The Delfi™ digital platform’s cloud architecture consists of three major components: a data ecosystem, an engine ecosystem, and workflows. The data ecosystem liberates the data by enhancing their access, association, management and utilization to enable workflows previously unimaginable. Workflow implementations leverage the data ecosystem to identify and deliver relevant data as well as the engine ecosystem to perform computations. The engine ecosystem lives between the two as a connecting link.

Engines, Data, Workflows


The figure shows the scope of EESy and its relationship to other components. Workflows and data ecosystem are displayed on the left, engines are on the right, and EESy sandwiched in between. EESy implements all cross-cutting concerns that are needed to provision and execute computational engines in the cloud and connect them up to workflows through a consistent, generic web service API. It abstracts engine details away from workflows, and workflow details away from engines. Workflows discover engines and consume them like a service, leaving deployment, orchestration, storage management, security, etc. to the ecosystem. Computational engines developed before the cloud do not need to worry about the new environment. Cloud-born engines, on the other hand, may leverage cloud technologies like Google's Dataflow through EESy's service SPI (Service Provider Interface).

In a typical scenario, the workflow obtains data from the data ecosystem and passes it as input to the engine ecosystem. It then starts an engine to process the data. The engine produces its output, which the ecosystem returns to the workflow.

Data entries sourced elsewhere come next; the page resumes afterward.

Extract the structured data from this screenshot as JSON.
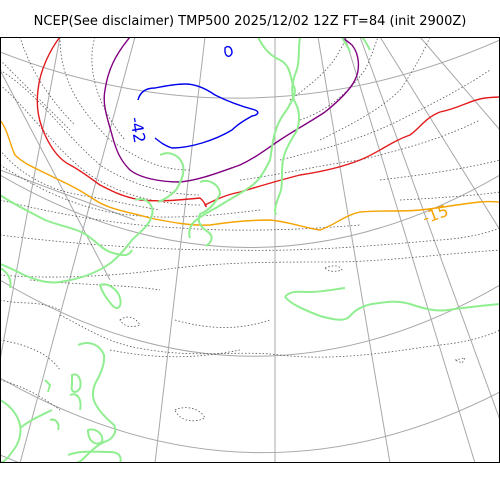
{
  "title": "NCEP(See disclaimer) TMP500 2025/12/02 12Z FT=84 (init 2900Z)",
  "contour_labels": [
    {
      "text": "-42",
      "color": "#0000ee"
    },
    {
      "text": "-15",
      "color": "#f5a300"
    }
  ],
  "colors": {
    "coastline": "#90ee90",
    "graticule": "#a8a8a8",
    "contour_minus_15": "#f5a300",
    "contour_minus_42": "#0000ee",
    "contour_red": "#e31a1c",
    "contour_purple": "#800080"
  }
}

The engine ecosystem provisions and manages disk storage that the engine may use for its input data, its output data, to write log information, or just for temporary files. A workflow may choose to upload input data and download the output. Alternatively, it may provide URL references and access credentials to avoid costly file transfers.

Diagram 1

Efficient, effective, adaptable


The EESy has been designed to fully leverage the cloud. Storage, engines and hence execution expands elastically, performance scales horizontally against users and workflows, communication is encrypted, and access controlled through secure tokens. Below we provide some highlights of our solution's scalability.

Scalability

The EESy's storage service takes advantage of Kubernetes elastic storage scaling. EESy creates a data volume container pod for each session in the Kubernetes cluster. Using the Kubernetes dynamic storage provisioning feature, the pod allocates disk storage as needed for file stores and exports these disks as shared file systems to the engines. File stores backed by external storage are mounted into the pod and proxied to the engines. An nginx server implements file upload and download on the workflow side.

Security

Running volume pods for each session delivers horizontal scalability and separates data access without need for user accounts to ensure that an engine can only see the data belonging to its session. Thus, security is baked into the architecture from the beginning. File system export from the volume pod utilizes the secure ssh protocol and sshfs. EESy generates new encryption keys for login and network communication with every instance and forces client processes into a chroot jail that limits file system visibility to exported paths. Other settings for security hardening include process execution under dedicated system accounts, enforcement of strict host key checking, and disablement of any form of user authentication other than through cryptographic keys. In addition, cloud storage buckets are protected from unauthorized access with cryptographic tokens over secure https networking protocol.

Separation of Concerns

The EESy architecture embraces the idea that the workflows are abstracted from the engines, the engines are abstracted from the workflows and the two communicate through simple common APIs. Based on that, engines deployed in EESy can focus on science and computation and not on cloud underpinning, HTTP response codes, or web service security as these are taken care by the EESy infrustructure.